Les Albenassiens attendent avec impatience le résultat des élections municipales prévues le 22 mars, qui devraient marquer la fin d’une gouvernance droite en place depuis 26 ans. Jean-Yves Meyer, l’ancien maire ayant régné deux mandats avant de se retirer, a laissé un héritage symbolique avec le château des Montlaur — transformé en centre d’art contemporain après sept années de travaux — mais les habitants soulignent que ce projet n’a pas suffi à redonner vie au centre-ville.
Parmi les candidats en lice figurent Jean-Romain Ribeyre (liste divers droite), Benoit Perrusset (union de gauche hors LFI), Clément Trichon (La France insoumise) et Max Bouschon (liste sans étiquette). Chacun propose des solutions pour répondre à des défis critiques : le centre-ville, historiquement en perte de vitalité, affiche aujourd’hui un nombre croissant de logements vides ou dégradés.

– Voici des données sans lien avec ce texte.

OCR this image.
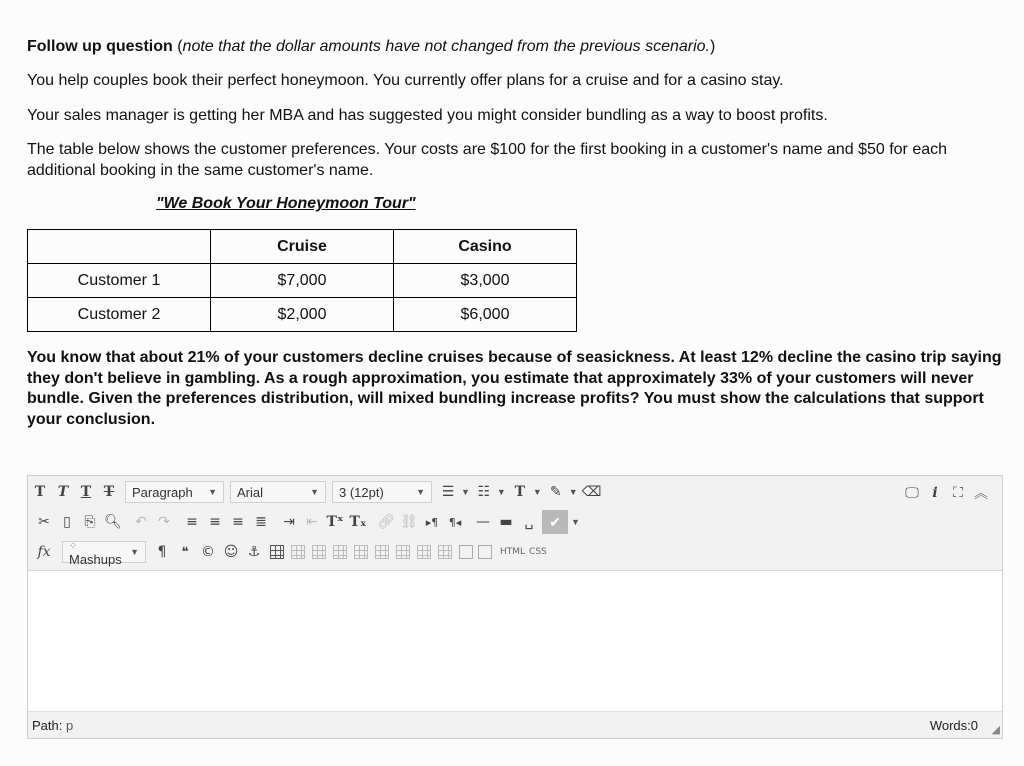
Follow up question (note that the dollar amounts have not changed from the previous scenario.)

You help couples book their perfect honeymoon. You currently offer plans for a cruise and for a casino stay.

Your sales manager is getting her MBA and has suggested you might consider bundling as a way to boost profits.

The table below shows the customer preferences. Your costs are $100 for the first booking in a customer's name and $50 for each additional booking in the same customer's name.

"We Book Your Honeymoon Tour"
	Cruise	Casino
Customer 1	$7,000	$3,000
Customer 2	$2,000	$6,000

You know that about 21% of your customers decline cruises because of seasickness. At least 12% decline the casino trip saying they don't believe in gambling. As a rough approximation, you estimate that approximately 33% of your customers will never bundle. Given the preferences distribution, will mixed bundling increase profits? You must show the calculations that support your conclusion.

T T T T	Paragraph ▼ Arial	▼ 3 (12pt)	▼ ☰ ▼ ☷ ▼ T ▼ ✎ ▼ ⌫	🖵 i	⛶ ︽
✂ ▯ ⎘ 🔍︎ ↶ ↷ ≡ ≡ ≡ ≣ ⇥ ⇤ Tˣ Tₓ 🔗︎ ⛓ ▸¶ ¶◂ — ▬ ␣	✔	▼
fx	⁘ Mashups ▼	¶	❝ © ☺ ⚓	HTML CSS
Path: p	Words:0 ◢
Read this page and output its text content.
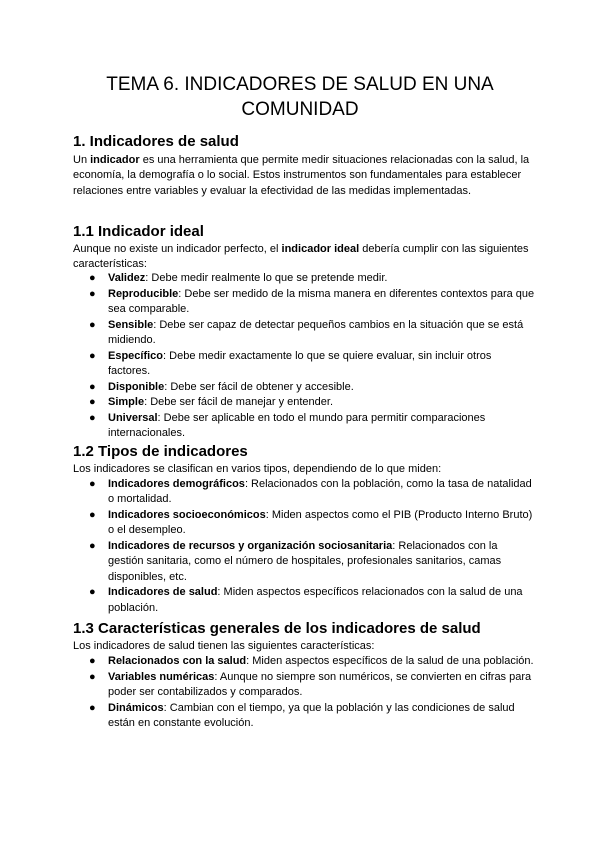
TEMA 6. INDICADORES DE SALUD EN UNA COMUNIDAD
1. Indicadores de salud

Un indicador es una herramienta que permite medir situaciones relacionadas con la salud, la economía, la demografía o lo social. Estos instrumentos son fundamentales para establecer relaciones entre variables y evaluar la efectividad de las medidas implementadas.

1.1 Indicador ideal

Aunque no existe un indicador perfecto, el indicador ideal debería cumplir con las siguientes características:

● Validez: Debe medir realmente lo que se pretende medir.
● Reproducible: Debe ser medido de la misma manera en diferentes contextos para que sea comparable.
● Sensible: Debe ser capaz de detectar pequeños cambios en la situación que se está midiendo.
● Específico: Debe medir exactamente lo que se quiere evaluar, sin incluir otros factores.
● Disponible: Debe ser fácil de obtener y accesible.
● Simple: Debe ser fácil de manejar y entender.
● Universal: Debe ser aplicable en todo el mundo para permitir comparaciones internacionales.
1.2 Tipos de indicadores

Los indicadores se clasifican en varios tipos, dependiendo de lo que miden:

● Indicadores demográficos: Relacionados con la población, como la tasa de natalidad o mortalidad.
● Indicadores socioeconómicos: Miden aspectos como el PIB (Producto Interno Bruto) o el desempleo.
● Indicadores de recursos y organización sociosanitaria: Relacionados con la gestión sanitaria, como el número de hospitales, profesionales sanitarios, camas disponibles, etc.
● Indicadores de salud: Miden aspectos específicos relacionados con la salud de una población.
1.3 Características generales de los indicadores de salud

Los indicadores de salud tienen las siguientes características:

● Relacionados con la salud: Miden aspectos específicos de la salud de una población.
● Variables numéricas: Aunque no siempre son numéricos, se convierten en cifras para poder ser contabilizados y comparados.
● Dinámicos: Cambian con el tiempo, ya que la población y las condiciones de salud están en constante evolución.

Les commerçants rapportent que les rues du centre sont marquées par l’absence de vie et de couleurs. « Il faut que les habitants reviennent dans le centre-ville », affirme Benoit Perrusset, candidat socialiste qui propose de multiplier les subventions pour rénover les logements et stimuler la reprise commerciale.
Pour son côté, Jean-Romain Ribeyre se concentre sur la sécurité nocturne en demandant une extension des horaires de patrouille municipale et l’augmentation du nombre de caméras. « C’est un problème essentiel pour les citoyens », déclare-t-il, en ajoutant que la ville doit mutualiser les ressources avec les communes voisines pour financer ces mesures.
Max Bouschon insiste sur l’équité financière au niveau intercommunal. « Une ville de 12 000 habitants ne peut supporter les charges d’un territoire plus vaste », explique-t-il, en proposant des réformes dans le domaine sportif et culturel.
Clément Trichon, candidat insoumis, propose un audit complet du budget municipal pour mettre en place des mesures concrètes : cantines gratuites et bio, amélioration des transports en commun. « Ces solutions sont urgentes », affirme-t-il, rappelant que le peuple d’Aubenas a déjà montré son besoin de changement lors des élections présidentielles de 2022.
Face à cette situation, les Albenassiens se posent une question essentielle : peut-on renverser une administration droite qui a dominé la ville pendant deux décennies ? Le scrutin du 22 mars offre l’occasion de répondre à ce défi, mais le choix final dépendra des solutions concrètes proposées par chaque candidat.
Le dernier point à souligner est que, même si les enjeux sont multiples, la ville entière attend avec espoir une réponse rapide pour éviter que son centre-ville ne continue à s’effondrer.